Le mémorial de l’atrocité. Les expositions d’une époque bafouée. L’on perçoit nos silhouettes au travers le reflet d’une glace, surpris à contempler des publicités de métros, des affiches hautement perchées, des monuments, des édifices spécialement dédiés à ces périodes de l’Histoire. Commence ainsi le rituel de mémoire. Tout petit déjà, dans les classes de primaires, nos regards rivés vers le tableau, ce professeur nous contant les anciennes pénuries de dignité humaine, les anciennes atrocités sans nom.

Ainsi commencèrent les interrogations qui ne trouveront probablement jamais de réponses aussi claires et concises que nos questionnements même. Pourquoi? Comment? Comment l’humanité a-t-elle pu en arriver là? Mon petit cerveau, déjà bien entériné de réflexion, se demandait « pourquoi ? ». Beaucoup trop jeune, pour en comprendre la portée. Beaucoup trop jeune, pour saisir l’immensité des enjeux.

Nous projeter dans le passé nous fait croire que de ces histoires nous avons évolué, que de ces atrocités nous nous sommes éloignées. Ces devoirs de mémoires plantent en nous ces fumeuses idées selon lesquelles le peuple actuel serait plus évolué que les peuples d’autrefois. On se personnifie comme étant les spectateurs différés d’une époque lointaine qui ne nous touchera plus, une époque lointaine que l’on est capable de comprendre.

« Connaître l’Histoire, c’est éviter qu’elle ne se répète », nous enseigne-t-on. Et pendant ce temps où l’on tape sur le passé, sur ces personnes coupables, mortes enterrées, apprenons-nous vraiment de leurs erreurs ? De leurs conquêtes de pouvoirs? Apprenons-nous vraiment la souffrance des victimes, les larmes de guerres, le « souffle-douleur » de ces personnes torturées par une poignée d’hommes?

Ce rituel de mémoire n’est que bande blanche sur vues, bande blanche sur consciences. Ce devoir nous fait faux bond, nous fait faussement croire que l’on est capable de l’éviter. Flash-back sur un écran blanc, qui devient noir d’histoires aussi divergentes que spectaculaires. J’enlève ce bandeau. Je mets sur pause et regarde ce rituel.

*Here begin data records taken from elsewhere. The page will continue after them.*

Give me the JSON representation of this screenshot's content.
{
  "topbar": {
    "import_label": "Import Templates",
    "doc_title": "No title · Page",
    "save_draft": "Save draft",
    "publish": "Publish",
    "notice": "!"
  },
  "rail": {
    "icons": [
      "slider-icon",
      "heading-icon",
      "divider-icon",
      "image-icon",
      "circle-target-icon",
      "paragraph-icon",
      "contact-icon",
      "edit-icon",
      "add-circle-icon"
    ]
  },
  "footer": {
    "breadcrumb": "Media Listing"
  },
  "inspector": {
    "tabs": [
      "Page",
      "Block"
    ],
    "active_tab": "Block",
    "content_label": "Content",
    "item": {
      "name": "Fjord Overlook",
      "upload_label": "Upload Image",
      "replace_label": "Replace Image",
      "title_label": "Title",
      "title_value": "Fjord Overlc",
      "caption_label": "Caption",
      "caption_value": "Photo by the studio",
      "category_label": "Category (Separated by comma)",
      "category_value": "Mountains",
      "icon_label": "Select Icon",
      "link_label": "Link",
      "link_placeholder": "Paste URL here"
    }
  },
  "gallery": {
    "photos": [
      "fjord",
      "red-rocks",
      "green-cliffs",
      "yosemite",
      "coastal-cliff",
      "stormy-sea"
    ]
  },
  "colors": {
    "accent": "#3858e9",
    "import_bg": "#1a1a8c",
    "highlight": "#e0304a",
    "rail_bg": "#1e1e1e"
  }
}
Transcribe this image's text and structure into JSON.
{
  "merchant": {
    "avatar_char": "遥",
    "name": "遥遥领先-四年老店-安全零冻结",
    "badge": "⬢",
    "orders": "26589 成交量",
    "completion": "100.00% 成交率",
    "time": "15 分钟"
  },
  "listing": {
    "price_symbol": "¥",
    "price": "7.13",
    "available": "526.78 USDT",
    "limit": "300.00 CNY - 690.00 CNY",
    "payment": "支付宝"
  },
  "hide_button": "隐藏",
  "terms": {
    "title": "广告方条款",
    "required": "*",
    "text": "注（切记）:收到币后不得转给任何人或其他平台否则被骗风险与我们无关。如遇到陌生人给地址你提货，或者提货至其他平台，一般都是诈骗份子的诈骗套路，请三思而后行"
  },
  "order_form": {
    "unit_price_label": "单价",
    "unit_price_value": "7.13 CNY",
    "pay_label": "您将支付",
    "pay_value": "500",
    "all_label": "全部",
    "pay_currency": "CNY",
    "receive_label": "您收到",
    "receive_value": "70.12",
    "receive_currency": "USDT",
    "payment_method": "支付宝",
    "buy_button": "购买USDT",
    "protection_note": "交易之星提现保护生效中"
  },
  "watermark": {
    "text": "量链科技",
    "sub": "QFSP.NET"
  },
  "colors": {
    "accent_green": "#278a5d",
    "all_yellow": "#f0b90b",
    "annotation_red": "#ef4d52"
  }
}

Je contemple le monde que nos heures vivent, l’Histoire qui prend vie au rythme de nos souffles, que l’on foule au rythme de nos pas. L’Histoire que je contemple c’est l’Histoire d’hier sous différentes formes, différentes versions, camouflée, entérinée, mais toujours cette même logique qui se dessine comme une lueur qui n’a jamais quitté nos paysages. L’histoire est un éternel recommencement.

Bandeau sur la table, je lis, je regarde, je me tais et fais le constat d’une époque bafouée par des droits qui ne servent que maints intérêts, aussi vils que voraces. Toutes les guerres, toutes ces atrocités, ne sont jamais commises au nom d’une race. Qui peut encore le croire? L’économie fait défaut, le droit la surprotège et pendant ce temps, on pleure des personnes disparues, on personnifie une douleur que l’on n’est pas capable de ressentir. Et pendant ce temps, on meurt.

Et s’il devait exister une hiérarchie des souffrances, je voudrais qu’elle soit temporelle, je veux que les souffrances de nos jours passent au-devant des scènes. Devoir d’actualité. Devoir de citoyens contemporains. Loin de nous ce devoir de mémoire qui s’accompagne d’une culpabilité ou d’une pitié éphémère.

Pragmatisme versus idéologie, je l’expose. L’histoire est un éternel recommencement. On ne peut plus rien faire pour ce qui n’est plus. Mais l’on peut encore pour ce qui est.